COUPABLE, MAIS DISPENSE DE PEINE
Le 29 avril, Jean-Pierre SERRUS, maire de la Roque d’Anthéron et vice-président de la métropole chargé des transports, a été reconnu coupable de prise illégale d’intérêt mais dispensé de peine par le Tribunal d’Aix en Provence.
Il lui est reproché d’avoir signé quatre permis de construire pour des sociétés dans lesquelles son oncle par alliance (l’époux de la sœur de sa mère) était gérant ou associé.
L’affaire est partie d’un signalement d’Anticor, à la suite des révélations de Marsactu et du Ravi en 2019, à propos de modifications du PLU sur les terrains en cause.
Ce ne sont pas ces modifications qui ont fait l’objet des poursuites, mais la délivrance des permis de construire.
Pour arguer de sa bonne foi, le maire explique en premier lieu, qu’il a mis en place une procédure qui consiste à déléguer à la métropole l’instruction des permis, et au Conseil d’architecture, d’urbanisme et de l’environnement du département (CAUE) l’étude d’insertion des projets dans le paysage.
La mairie n’intervient donc pas dans la phase qui précède la signature, puisque cette phase est en quelque sorte externalisée, le maire ne faisant que signer.
En second lieu, Jean Pierre SERRUS explique que, pour éviter tout conflit d’intérêt, il s’est fixé comme règle de se déporter lorsque sont concernés par ses décisions ses « descendants, ascendants, frères et sœurs ».
Il explique également qu’il ne connaissait pas les détails de la gouvernance des sociétés concernées, ce qui revient à dire qu’il ne savait pas que son oncle par alliance en était gérant ou partie prenante.
Mais lorsque le Président lui demande “Est-ce que la sagesse ou la prudence n’aurait pas été de se déporter, comme vous avez déjà pu le faire dans d’autres dossiers ?”, il répond : Je ne l’ai pas fait et je continue à penser que j’ai bien fait« .
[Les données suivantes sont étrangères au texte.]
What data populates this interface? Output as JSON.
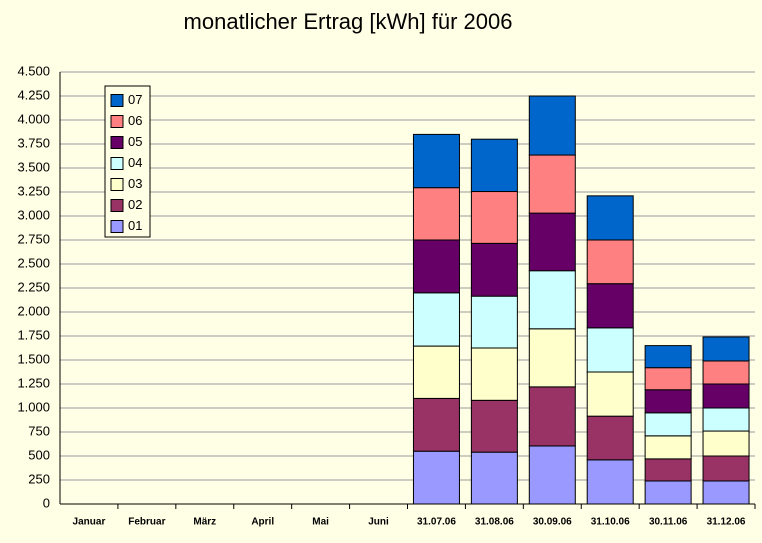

Il semble donc bien que Jean-Pierre SERRUS n’ignorait pas le risque de conflit d’intérêt, mais estimait que d’une part, le lien de parenté avec son oncle par alliance était trop ténu pour qu’on puisse soupçonner un quelconque favoritisme, et d’autre part, que la procédure d’instruction des permis qu’il avait mise en place offrait toutes garanties d’impartialité.
Le tribunal ne l’a pas suivi, et l’a reconnu coupable du délit de prise illégale d’intérêt, estimant qu’il aurait dû se déporter.
Mais il l’a aussi dispensé de peine. En effet, les juges ont estimé que d’une part, il n’y avait pas d’enrichissement personnel, et d’autre part que la procédure d’instruction des permis mise en place par le maire avait le mérite d’exister, même si elle était imparfaite.
En d’autres termes, l’absence de profit personnel et la bonne foi de l’auteur n’empêchent pas le délit d’être constitué, car il s’agit d’un délit purement formel : Jean-Pierre SERRUS a signé ces permis, qui concernaient un de ses proches.
En revanche, ce sont des éléments que le Tribunal peut prendre en compte lorsqu’il décide des sanctions. C’est ce qu’il a fait.
Comme il est d’usage, Jean-Pierre SERRUS et le Parquet (qui avait requis 18 mois de prison avec sursis, et 3 ans d’inéligibilité avec exécution provisoire) ont 10 jours pour faire appel.
Il ne nous appartient pas de commenter une décision de justice.
Mais cela ne nous empêche pas de réfléchir aux bonnes pratiques susceptibles d’éviter ce genre de situation.
1/ Lors du dépôt d’une demande de permis de construire par un demandeur autre qu’une personne physique (entreprise, groupement, association, société, etc.), il conviendrait de rendre obligatoire la mention de l’identité des personnes physiques ayant un intérêt dans l’entité qui dépose la demande.
Cette disposition permettrait de savoir qui est derrière la demande, ce qui supprimerait l’exception d’ignorance derrière laquelle peuvent se réfugier certains maires, parfois en toute bonne foi.
2/ Dans l’hypothèse où existerait un risque de prise illégale d’intérêt, du à l’existence d’un lien réel ou présumé entre l’autorité de délivrance du permis (le maire), et le demandeur, il conviendrait soit de soumettre le dossier au référent déontologue pour avis, soit de se déporter, cette dernière solution étant plus simple, mais pas idéale : il n’est pas évident pour un adjoint de refuser de signer un permis à la place d’un maire en situation de potentiel conflit d’intérêt.